Pugnas y grillas culturales en la transición de gobierno por Eduardo Lliteras Sentíes

190

VISITAS

Es un verano tórrido, calcinado, contaminado de sargazo. Con la bóveda celeste convertida en una cúpula rojiza, ardiente por las noches en que la arena del Sahara cubre la Península de Yucatán y le saca brillo como un pandero de mercurio fundido a la luz de las hogueras, en que bailan todos los grillos que andan brincando a la búsqueda de hueso.

Hay que decirlo. El mundillo de la cultura se cuece aparte. Pero allí también se cuecen habas y ante la transición de gobiernos ya se escuchan los cantos de las cigarras en el verano que dicen: “aquí estoy, soy el indispensable”.

Como era de esperarse, ex directores y ex secretarios buscan de nuevo conducir los destinos de la cultura. Tienen largo séquito, entre quienes esperan que si llega o repite en el cargo, habrán apoyos, becas, financiamientos, puestos por otros seis años.

Y claro, hay figuras nuevas, que pugnan por el necesario relevo generacional para dirigir presupuestos y ocupar cargos, donde hasta ahora han reinado un par de personajes a lo largo de los últimos sexenios, como si se tratara de un exclusivo mundo de los supuestos iniciados de siempre.

Algunas iniciativas, como la Ariadna Medina, han destapado pugnas en redes sociales.

Ariadna, la de Murmurante Teatro, lanzó una propuesta y se desencadenaron los doctos opinadores.

“Queridos amigos y compañeros que nos dedicamos al arte en Yucatán, les comparto nuevamente esta encuesta”, decía la actriz, creadora incansable.

“Ayúdennos a llenarla y a compartirla. Mientras más encuestas se llenen los resultados de las estadísticas serán más precisos”, añadía.

Y explicaba: “Este ejercicio será un primer paso que permitirá formular políticas culturales que respondan a las verdaderas necesidades de la comunidad cultural y artística del estado.

Es un trabajo en equipo y nos toca hacer nuestra parte”.

Por ahí, alguien señaló que ante la ausencia de auténticos análisis de las políticas culturales en Yucatán, conviene recordar la reciente investigación de Katia Rejón, colega de La Jornada, que ha expresado opiniones en medio del erial local en la materia.

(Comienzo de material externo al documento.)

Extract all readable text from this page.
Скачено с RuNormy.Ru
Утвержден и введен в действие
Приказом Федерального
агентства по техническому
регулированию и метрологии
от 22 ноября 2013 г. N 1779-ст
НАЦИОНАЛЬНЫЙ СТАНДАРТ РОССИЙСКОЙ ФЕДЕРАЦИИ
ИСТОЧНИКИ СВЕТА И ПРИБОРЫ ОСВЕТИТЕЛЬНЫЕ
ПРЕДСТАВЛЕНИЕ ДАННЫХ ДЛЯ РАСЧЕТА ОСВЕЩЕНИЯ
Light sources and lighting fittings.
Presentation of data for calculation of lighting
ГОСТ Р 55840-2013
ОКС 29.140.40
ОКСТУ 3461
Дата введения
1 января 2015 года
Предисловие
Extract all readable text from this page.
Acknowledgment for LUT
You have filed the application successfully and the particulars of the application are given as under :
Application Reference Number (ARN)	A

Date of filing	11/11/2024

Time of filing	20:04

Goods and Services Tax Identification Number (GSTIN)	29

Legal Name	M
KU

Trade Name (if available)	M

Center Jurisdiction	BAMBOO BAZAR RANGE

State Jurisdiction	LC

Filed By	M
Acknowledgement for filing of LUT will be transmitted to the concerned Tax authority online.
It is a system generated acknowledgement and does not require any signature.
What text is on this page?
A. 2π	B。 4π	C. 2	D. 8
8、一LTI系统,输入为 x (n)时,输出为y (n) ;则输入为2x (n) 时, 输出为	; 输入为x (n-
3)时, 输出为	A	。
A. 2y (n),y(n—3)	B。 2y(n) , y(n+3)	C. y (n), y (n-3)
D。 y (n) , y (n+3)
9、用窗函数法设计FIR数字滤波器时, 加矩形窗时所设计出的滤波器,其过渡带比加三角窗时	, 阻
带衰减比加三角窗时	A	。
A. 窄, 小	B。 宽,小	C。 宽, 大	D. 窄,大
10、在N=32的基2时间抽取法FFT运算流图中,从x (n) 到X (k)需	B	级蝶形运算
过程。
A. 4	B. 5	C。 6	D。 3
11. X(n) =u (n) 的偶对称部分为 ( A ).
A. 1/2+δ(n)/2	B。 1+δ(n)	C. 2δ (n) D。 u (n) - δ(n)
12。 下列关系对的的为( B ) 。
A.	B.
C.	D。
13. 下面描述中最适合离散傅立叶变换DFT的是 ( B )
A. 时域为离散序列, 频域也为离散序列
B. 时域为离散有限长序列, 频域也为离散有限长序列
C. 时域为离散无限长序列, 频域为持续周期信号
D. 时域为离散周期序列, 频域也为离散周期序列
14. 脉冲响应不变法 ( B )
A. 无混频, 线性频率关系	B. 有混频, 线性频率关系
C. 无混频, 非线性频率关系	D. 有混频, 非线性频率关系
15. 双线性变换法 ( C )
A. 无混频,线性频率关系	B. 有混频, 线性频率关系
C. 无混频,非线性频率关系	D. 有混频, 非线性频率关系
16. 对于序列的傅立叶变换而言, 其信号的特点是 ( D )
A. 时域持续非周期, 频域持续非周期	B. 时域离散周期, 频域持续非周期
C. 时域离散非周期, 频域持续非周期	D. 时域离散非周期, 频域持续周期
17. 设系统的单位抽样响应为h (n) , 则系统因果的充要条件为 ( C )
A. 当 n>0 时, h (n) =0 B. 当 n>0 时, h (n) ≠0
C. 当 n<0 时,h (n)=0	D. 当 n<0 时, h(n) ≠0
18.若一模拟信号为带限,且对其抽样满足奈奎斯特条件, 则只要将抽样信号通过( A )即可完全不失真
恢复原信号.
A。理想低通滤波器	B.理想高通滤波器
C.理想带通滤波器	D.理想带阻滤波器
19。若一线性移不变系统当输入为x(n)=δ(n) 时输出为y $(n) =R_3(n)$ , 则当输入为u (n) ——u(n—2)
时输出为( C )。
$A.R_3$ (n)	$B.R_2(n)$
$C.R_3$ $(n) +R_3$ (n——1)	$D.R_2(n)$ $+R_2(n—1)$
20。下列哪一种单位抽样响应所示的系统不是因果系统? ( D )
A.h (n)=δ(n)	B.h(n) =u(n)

Ricardo E. Tatto, reintegrado en Mérida, al parecer, tras largo periodo en la Ciudad de México saltó a la arena afirmando que “lo ideal en ambos casos sería que la comunidad artística continúe organizándose pero formando un frente común que le exija a Mauricio Vila Dosal atender las peticiones y necesidades de toda la sociedad y no sólo del gremio de las artes escénicas cercano a él. Finalmente, las políticas culturales nos interesan y afectan a todos, por lo que conviene integrar disciplinas como la literatura, la música, la cinematografía, las artes visuales, el arte urbano y a los jóvenes creadores en general”.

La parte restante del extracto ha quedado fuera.